A small town in Louisiana, far from the cosmopolitan excesses of places like DC? You’d have to be naive if you didn’t think there were some ducks down there, even some ducks in power.

I was going to write a post about how my neighborhood, from Dupont Circle to U Street to Columbia Heights, Adams Morgan, and Mt. Pleasant, was like a snap shot of the American promise: one of the most ethnically diverse areas in the country, and one of the most densely populated. African, Middle Eastern, Latino, and Asian immigrants live and work side by side with established African American and white families and new comers of all colors (like me), young and old, gay and straight, well educated and not, Christian, Muslim, Jewish, Hindu, Buddhist, and unaffiliated, and it all works. There are problems, just like anywhere else, but nothing like Jena, Louisiana. Now I don’t know how to write that post, because it seems we are still a long way from that American promise.

I’m just glad I live where I live.

Tuesday, September 18, 2007

The Great Mailbox Conspiracy on U Street

Now that I’m back from my travels, I suddenly realized that something terrible has happened in DC while I was gone: someone has stolen all the mail boxes. Or they all got sick of standing around being blue and just took off.

I had a very important letter to mail (or “screed”, as editors and the judiciary all across the land have called them in their “restraining orders”), and I walked all around the neighborhood, down New Hampshire and up 17th, and down 18th and around U Street, and not a mail box was to be found!

I suspect they are congregating somewhere near the river, perhaps in one of the Potomac Parks, maybe near where The Awakening will soon be torn from the ground, saying their good-byes.

Or maybe they are tired of being Borfed, and are staging a mail-in (or squat-in, or sit-there-in, or whatever mail boxes do) at the USPS headquarters building (it’s that big blue rounded-top building in Southwest that always makes me think of grandma - you know the one).

In any case, there are no mail boxes near Coladams Circle, and my screeds are piling up, and we are in danger of suffocation by screed, necessitating more writing of screeds, with no way of emancipating said screeds. Thus the provenance of this blog entry.

Wednesday, June 13, 2007

The Long, Slow, Inevitable Ruination of U Street Has Begun

I saw it, and now I may just have to move: not one, but a whole family of tourists on U Street. I wasn’t sure at first; I mean, how likely is it that an entire family with no connection to the neighborhood would be on U Street in the middle of the afternoon when even people from Fairfax or Shady Grove are terrified to step foot on U Street? (That’s a subject for another blog entry, and I’m just the man to write it!)

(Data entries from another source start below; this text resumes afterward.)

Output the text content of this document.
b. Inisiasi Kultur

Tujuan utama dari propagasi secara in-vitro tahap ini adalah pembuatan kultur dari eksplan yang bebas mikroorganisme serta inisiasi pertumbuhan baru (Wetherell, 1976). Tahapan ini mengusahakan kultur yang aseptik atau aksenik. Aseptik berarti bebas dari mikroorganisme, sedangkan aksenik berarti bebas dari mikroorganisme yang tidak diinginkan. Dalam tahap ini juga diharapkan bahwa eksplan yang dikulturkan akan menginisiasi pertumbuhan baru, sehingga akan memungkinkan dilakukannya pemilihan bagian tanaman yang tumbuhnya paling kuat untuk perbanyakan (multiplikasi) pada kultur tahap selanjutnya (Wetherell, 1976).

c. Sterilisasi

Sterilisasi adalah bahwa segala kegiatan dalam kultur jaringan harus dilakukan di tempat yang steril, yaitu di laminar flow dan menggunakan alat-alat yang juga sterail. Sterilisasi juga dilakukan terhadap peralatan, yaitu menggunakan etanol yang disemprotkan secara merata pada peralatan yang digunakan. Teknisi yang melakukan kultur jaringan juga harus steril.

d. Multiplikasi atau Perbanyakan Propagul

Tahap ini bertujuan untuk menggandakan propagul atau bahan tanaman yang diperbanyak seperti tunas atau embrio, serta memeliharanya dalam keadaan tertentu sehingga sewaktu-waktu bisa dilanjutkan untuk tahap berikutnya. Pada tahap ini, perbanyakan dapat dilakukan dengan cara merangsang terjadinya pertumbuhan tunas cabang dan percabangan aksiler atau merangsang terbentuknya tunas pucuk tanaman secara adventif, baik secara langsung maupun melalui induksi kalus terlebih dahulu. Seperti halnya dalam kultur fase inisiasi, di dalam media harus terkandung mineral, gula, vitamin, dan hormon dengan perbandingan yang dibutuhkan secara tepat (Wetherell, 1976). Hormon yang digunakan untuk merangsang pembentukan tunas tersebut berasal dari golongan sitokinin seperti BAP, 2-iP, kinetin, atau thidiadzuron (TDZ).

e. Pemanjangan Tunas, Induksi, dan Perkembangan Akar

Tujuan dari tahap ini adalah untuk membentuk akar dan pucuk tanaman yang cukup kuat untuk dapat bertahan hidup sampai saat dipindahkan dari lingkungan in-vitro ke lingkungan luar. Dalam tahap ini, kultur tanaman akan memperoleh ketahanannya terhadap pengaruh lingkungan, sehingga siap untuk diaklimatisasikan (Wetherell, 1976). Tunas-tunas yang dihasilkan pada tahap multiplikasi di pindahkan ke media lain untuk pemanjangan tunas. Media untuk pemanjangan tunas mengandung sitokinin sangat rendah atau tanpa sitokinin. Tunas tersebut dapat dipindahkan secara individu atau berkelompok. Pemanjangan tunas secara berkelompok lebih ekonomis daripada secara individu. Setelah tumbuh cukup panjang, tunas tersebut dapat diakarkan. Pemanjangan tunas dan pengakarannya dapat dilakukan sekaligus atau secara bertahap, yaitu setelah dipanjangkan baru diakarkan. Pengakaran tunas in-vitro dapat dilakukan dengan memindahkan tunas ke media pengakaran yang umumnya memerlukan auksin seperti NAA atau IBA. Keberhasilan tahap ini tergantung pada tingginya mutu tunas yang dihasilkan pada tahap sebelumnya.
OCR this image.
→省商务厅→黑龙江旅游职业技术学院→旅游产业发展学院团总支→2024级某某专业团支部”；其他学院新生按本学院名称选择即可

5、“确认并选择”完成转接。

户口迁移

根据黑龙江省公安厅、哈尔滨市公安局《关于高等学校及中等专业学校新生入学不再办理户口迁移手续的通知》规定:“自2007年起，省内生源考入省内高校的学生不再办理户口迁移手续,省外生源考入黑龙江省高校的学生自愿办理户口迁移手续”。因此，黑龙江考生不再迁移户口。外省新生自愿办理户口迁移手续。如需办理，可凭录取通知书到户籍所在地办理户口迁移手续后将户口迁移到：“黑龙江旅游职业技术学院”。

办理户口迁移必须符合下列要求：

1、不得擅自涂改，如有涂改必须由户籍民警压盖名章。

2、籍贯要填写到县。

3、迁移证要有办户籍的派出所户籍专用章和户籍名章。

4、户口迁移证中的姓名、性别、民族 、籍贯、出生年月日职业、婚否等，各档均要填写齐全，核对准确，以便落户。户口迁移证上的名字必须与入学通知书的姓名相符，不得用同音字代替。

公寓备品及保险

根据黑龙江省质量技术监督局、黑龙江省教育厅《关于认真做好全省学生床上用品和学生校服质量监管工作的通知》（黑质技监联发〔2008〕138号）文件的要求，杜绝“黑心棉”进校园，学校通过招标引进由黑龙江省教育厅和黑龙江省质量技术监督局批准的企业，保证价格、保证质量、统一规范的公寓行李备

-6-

But there they were, mom, dad, and two kids, perusing guide books and plastic-sheathed maps, a-slung with cameras and fanny packs, milling about indecisively in front of Ben’s Chili Bowl. (I assumed they were there to see the “Craddle” tags; those artistes are such a draw. Perhaps DC government should give them a grant.)

I just couldn’t figure it out. I walked past them aggressively, just to let them know whose turf they were on. Their reaction confirmed my suspicion: they were crazy. The mother rattled off some sort of gibberish, which the father, who pretended to understand her, answered with similar guttural, monosyllabic nonsense. Frankly, they scared me a little.

I kept walking. It took me half a block to figure it out: they were German. German! It all made sense now! Germans are everywhere! They’re as bad as the Australians: interested in stuff, like history and culture and food and cities, and just head-strong enough not to listen to anything someone from Reston might tell them about “that” part of the city.

They’re still crazy, though. And it’s still gibberish.